From Publishers Weekly
Rapp (The Copper Elephant; The Buffalo Tree) turns in his bleakest work yet with this abandon-all-hope story of an 11-year-old victim of sexual abuse and neglect. Blacky Brown, the narrator, is first met as he flees, naked, from the home of his mother's boyfriend in the middle of the night. Blacky does everything right: he asks his older sister for help (his single mother is at work), and when she and a friend take him to the hospital, he tells the social worker from Children's Services about the boyfriend's abuses. At school he reaches out to his best (and only) friend. But Rapp knocks out every apparent support. Blacky's mother wants to keep seeing her boyfriend and seems repulsed by Blacky; the social worker doesn't follow up; the erstwhile friend tells all the kids at school, who taunt him. When Blacky befriends the other school pariah, who encourages Blacky to resist the bullying, she becomes the victim of a prank so brutal that she is last seen unconscious, lying on a stretcher. After several more traumas, the conclusion leaves Blacky to a grim fate. The unrelenting darkness, which may seem brave or honest to teen readers, loses some of its authenticity in Blacky's delivery; although it generally reflects Blacky's naivete and slow-wittedness as well as his shock, it also contains metaphors and vocabulary that, more sophisticated than the messenger, reveal the hand of the author at work. Ages 12-up.
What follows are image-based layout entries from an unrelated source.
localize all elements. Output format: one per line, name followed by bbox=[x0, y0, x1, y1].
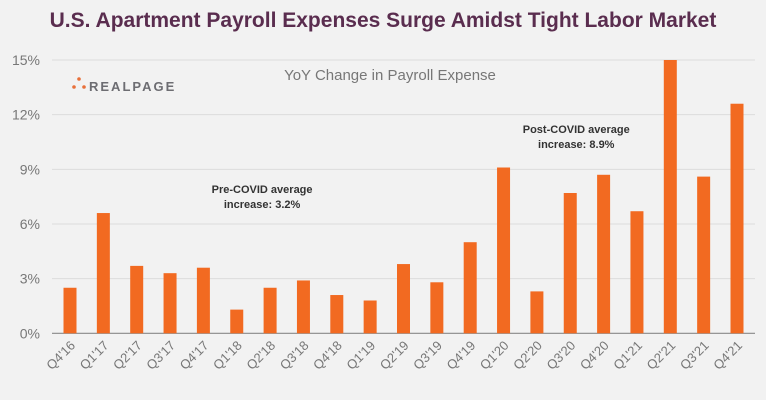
x-tick-label: Q3'17 bbox=[143, 338, 178, 373]
x-tick-label: Q3'20 bbox=[544, 338, 579, 373]
bar-Q4'21 bbox=[730, 103, 744, 334]
x-tick-label: Q3'19 bbox=[410, 338, 445, 373]
x-tick-label: Q4'20 bbox=[577, 338, 612, 373]
realpage-logo: REALPAGE bbox=[72, 77, 176, 94]
y-tick-labels: 0% 3% 6% 9% 12% 15% bbox=[12, 52, 40, 341]
bar-Q2'18 bbox=[263, 287, 277, 334]
x-tick-label: Q4'21 bbox=[710, 338, 745, 373]
bar-Q3'19 bbox=[430, 282, 444, 334]
bar-Q1'18 bbox=[230, 309, 244, 334]
logo-dot bbox=[82, 85, 86, 89]
y-tick-label: 12% bbox=[12, 107, 40, 123]
bar-Q4'19 bbox=[463, 242, 477, 334]
bar-Q1'21 bbox=[630, 211, 644, 334]
bar-Q2'19 bbox=[397, 264, 410, 334]
x-tick-label: Q4'18 bbox=[310, 338, 345, 373]
x-tick-label: Q1'19 bbox=[343, 338, 378, 373]
x-tick-label: Q3'21 bbox=[677, 338, 712, 373]
bar-Q1'20 bbox=[497, 167, 511, 334]
logo-dot bbox=[72, 85, 76, 89]
bar-Q3'18 bbox=[296, 280, 310, 334]
annotation-text: Pre-COVID average bbox=[212, 184, 313, 196]
x-tick-label: Q1'20 bbox=[477, 338, 512, 373]
chart-subtitle: YoY Change in Payroll Expense bbox=[284, 67, 496, 84]
bar-Q1'17 bbox=[96, 213, 110, 334]
bar-Q3'17 bbox=[163, 273, 177, 334]
logo-dot bbox=[77, 77, 81, 81]
x-tick-label: Q1'17 bbox=[77, 338, 112, 373]
bar-Q2'21 bbox=[663, 60, 677, 334]
x-tick-label: Q2'17 bbox=[110, 338, 145, 373]
annotation-text: Post-COVID average bbox=[523, 124, 630, 136]
x-tick-label: Q4'19 bbox=[443, 338, 478, 373]
bar-Q4'20 bbox=[597, 174, 611, 334]
annotation-text: increase: 3.2% bbox=[224, 199, 301, 211]
bars bbox=[63, 60, 744, 334]
bar-Q2'20 bbox=[530, 291, 544, 334]
x-tick-label: Q1'21 bbox=[610, 338, 645, 373]
x-tick-label: Q4'16 bbox=[43, 338, 78, 373]
bar-Q4'17 bbox=[196, 267, 210, 334]
x-tick-label: Q2'20 bbox=[510, 338, 545, 373]
y-tick-label: 15% bbox=[12, 52, 40, 68]
bar-Q2'17 bbox=[130, 265, 144, 334]
annotation-text: increase: 8.9% bbox=[538, 139, 615, 151]
bar-Q1'19 bbox=[363, 300, 377, 334]
x-tick-label: Q1'18 bbox=[210, 338, 245, 373]
x-tick-labels: Q4'16Q1'17Q2'17Q3'17Q4'17Q1'18Q2'18Q3'18… bbox=[43, 338, 745, 373]
y-tick-label: 0% bbox=[20, 325, 40, 341]
bar-Q3'21 bbox=[697, 176, 711, 334]
y-tick-label: 9% bbox=[20, 161, 40, 177]
bar-Q4'18 bbox=[330, 295, 344, 334]
x-tick-label: Q3'18 bbox=[277, 338, 312, 373]
bar-Q4'16 bbox=[63, 287, 77, 334]
logo-text: REALPAGE bbox=[89, 79, 176, 94]
x-tick-label: Q4'17 bbox=[177, 338, 212, 373]
y-tick-label: 6% bbox=[20, 216, 40, 232]
x-tick-label: Q2'18 bbox=[243, 338, 278, 373]
x-tick-label: Q2'19 bbox=[377, 338, 412, 373]
x-tick-label: Q2'21 bbox=[644, 338, 679, 373]
bar-Q3'20 bbox=[563, 193, 577, 334]
chart-title: U.S. Apartment Payroll Expenses Surge Am… bbox=[49, 9, 717, 32]
annotations: Pre-COVID average increase: 3.2% Post-COVI… bbox=[212, 124, 630, 211]
y-tick-label: 3% bbox=[20, 271, 40, 287]
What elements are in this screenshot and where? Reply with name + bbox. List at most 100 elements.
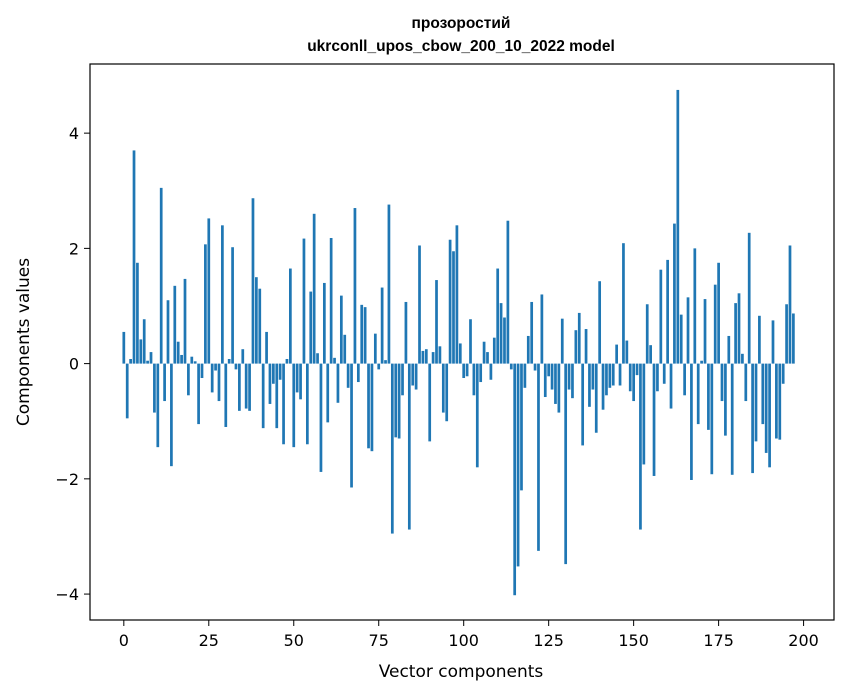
bar bbox=[142, 319, 146, 364]
bar bbox=[394, 363, 398, 438]
bar bbox=[713, 284, 717, 364]
bar bbox=[455, 225, 459, 364]
bar bbox=[601, 363, 605, 410]
bar bbox=[441, 363, 445, 413]
bar bbox=[679, 314, 683, 364]
bar bbox=[554, 363, 557, 404]
bar bbox=[193, 361, 197, 364]
bar bbox=[404, 301, 408, 364]
bar bbox=[445, 363, 449, 422]
bar bbox=[581, 363, 585, 446]
bar bbox=[329, 238, 333, 364]
bar bbox=[187, 363, 190, 396]
bar bbox=[622, 243, 625, 364]
bar bbox=[373, 333, 377, 364]
bar bbox=[122, 331, 126, 364]
bar bbox=[353, 208, 357, 364]
bar bbox=[125, 363, 129, 419]
bar bbox=[370, 363, 374, 452]
bar bbox=[751, 363, 754, 474]
bar bbox=[224, 363, 228, 427]
bar bbox=[540, 294, 544, 364]
bar bbox=[577, 312, 581, 364]
bar bbox=[339, 295, 343, 364]
bar bbox=[584, 329, 588, 364]
bar bbox=[438, 346, 442, 364]
bar bbox=[639, 363, 642, 530]
bar bbox=[302, 238, 306, 364]
bar bbox=[190, 356, 194, 364]
bar bbox=[149, 352, 153, 364]
x-tick-label: 50 bbox=[284, 631, 304, 650]
x-tick-label: 200 bbox=[788, 631, 819, 650]
bar bbox=[176, 341, 180, 364]
y-tick-label: −4 bbox=[55, 585, 79, 604]
bar bbox=[754, 363, 758, 442]
bar bbox=[492, 337, 496, 364]
bar bbox=[295, 363, 299, 393]
bar bbox=[727, 335, 731, 364]
y-tick-label: 0 bbox=[69, 355, 79, 374]
bar bbox=[611, 363, 615, 386]
bar bbox=[724, 363, 727, 436]
bar bbox=[615, 344, 619, 364]
bar bbox=[666, 259, 669, 364]
bar bbox=[734, 303, 737, 364]
bar bbox=[153, 363, 156, 413]
bar bbox=[333, 357, 336, 364]
bar bbox=[139, 339, 143, 364]
bar bbox=[775, 363, 778, 439]
bar bbox=[309, 291, 313, 364]
bar bbox=[272, 363, 275, 384]
bar bbox=[312, 213, 316, 364]
bar bbox=[227, 358, 231, 364]
bar bbox=[710, 363, 714, 475]
bar bbox=[414, 363, 418, 390]
bar bbox=[486, 352, 489, 364]
bar bbox=[717, 262, 720, 364]
bar bbox=[499, 303, 503, 364]
bar bbox=[652, 363, 656, 476]
bar bbox=[244, 363, 248, 409]
bar bbox=[289, 268, 292, 364]
bar bbox=[720, 363, 724, 402]
bar bbox=[707, 363, 710, 430]
bar bbox=[418, 245, 421, 364]
bar bbox=[241, 349, 245, 364]
bar bbox=[166, 300, 170, 364]
x-tick-label: 150 bbox=[618, 631, 649, 650]
bar bbox=[656, 363, 659, 392]
bar bbox=[183, 278, 187, 364]
bar bbox=[605, 363, 608, 396]
bar bbox=[662, 363, 666, 384]
bar bbox=[642, 363, 646, 465]
bar bbox=[509, 363, 513, 370]
bar bbox=[248, 363, 251, 411]
bar bbox=[520, 363, 523, 491]
y-tick-label: −2 bbox=[55, 470, 79, 489]
bar bbox=[764, 363, 768, 453]
bar bbox=[659, 269, 663, 364]
bar bbox=[693, 248, 697, 364]
bar bbox=[778, 363, 782, 440]
bar bbox=[285, 358, 289, 364]
bar bbox=[737, 293, 741, 364]
bar bbox=[129, 358, 132, 364]
bar bbox=[632, 363, 635, 402]
bar bbox=[635, 363, 639, 376]
bar bbox=[690, 363, 693, 480]
bar bbox=[292, 363, 296, 448]
bar bbox=[673, 223, 676, 364]
bar bbox=[516, 363, 520, 567]
bar bbox=[557, 363, 561, 413]
bar bbox=[200, 363, 204, 379]
bar bbox=[543, 363, 547, 398]
bar bbox=[431, 352, 435, 364]
bar bbox=[156, 363, 160, 448]
bar bbox=[730, 363, 734, 475]
bar bbox=[401, 363, 404, 396]
y-axis-label: Components values bbox=[14, 258, 34, 426]
bar bbox=[465, 363, 469, 377]
bar bbox=[411, 363, 415, 386]
bar bbox=[625, 340, 629, 364]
Copyright 2002 Cahners Business Information, Inc.
From Booklist
Gr. 10-12. Rapp's latest novel opens as 11-year-old Blacky Brown runs from his mother's boyfriend, who has sexually abused him. Blacky is examined at the hospital, then released to his impoverished, single mother, who leaves Blacky to face the ramification of the incident on his own. His drug-addled older sister and remote younger brother are no help, and when Blacky tells his only friend, he's rejected, the whole school finds out, and vicious bullies harass him. He finds solidarity with the other school freak, a girl whose friendship sustains him. But as the disturbing open ending shows, that's not enough to shield him from his own self-loathing and the cruelty and neglect of others. Written in Blacky's voice, this unrelentingly bleak novel shows the terror, bewilderment, and damage of child molestation. Some of the scenes' repellent details verge on the gratuitous and occasionally the sensational: Blacky's mother's oozing eczema, for example; a scene in which another man forces Blacky to handle his penis. But Rapp creates a powerful voice in Blacky, whose honest, raw account shows desperate struggles just to keep breathing and moving: "My legs are ok, I tell myself. My legs are good."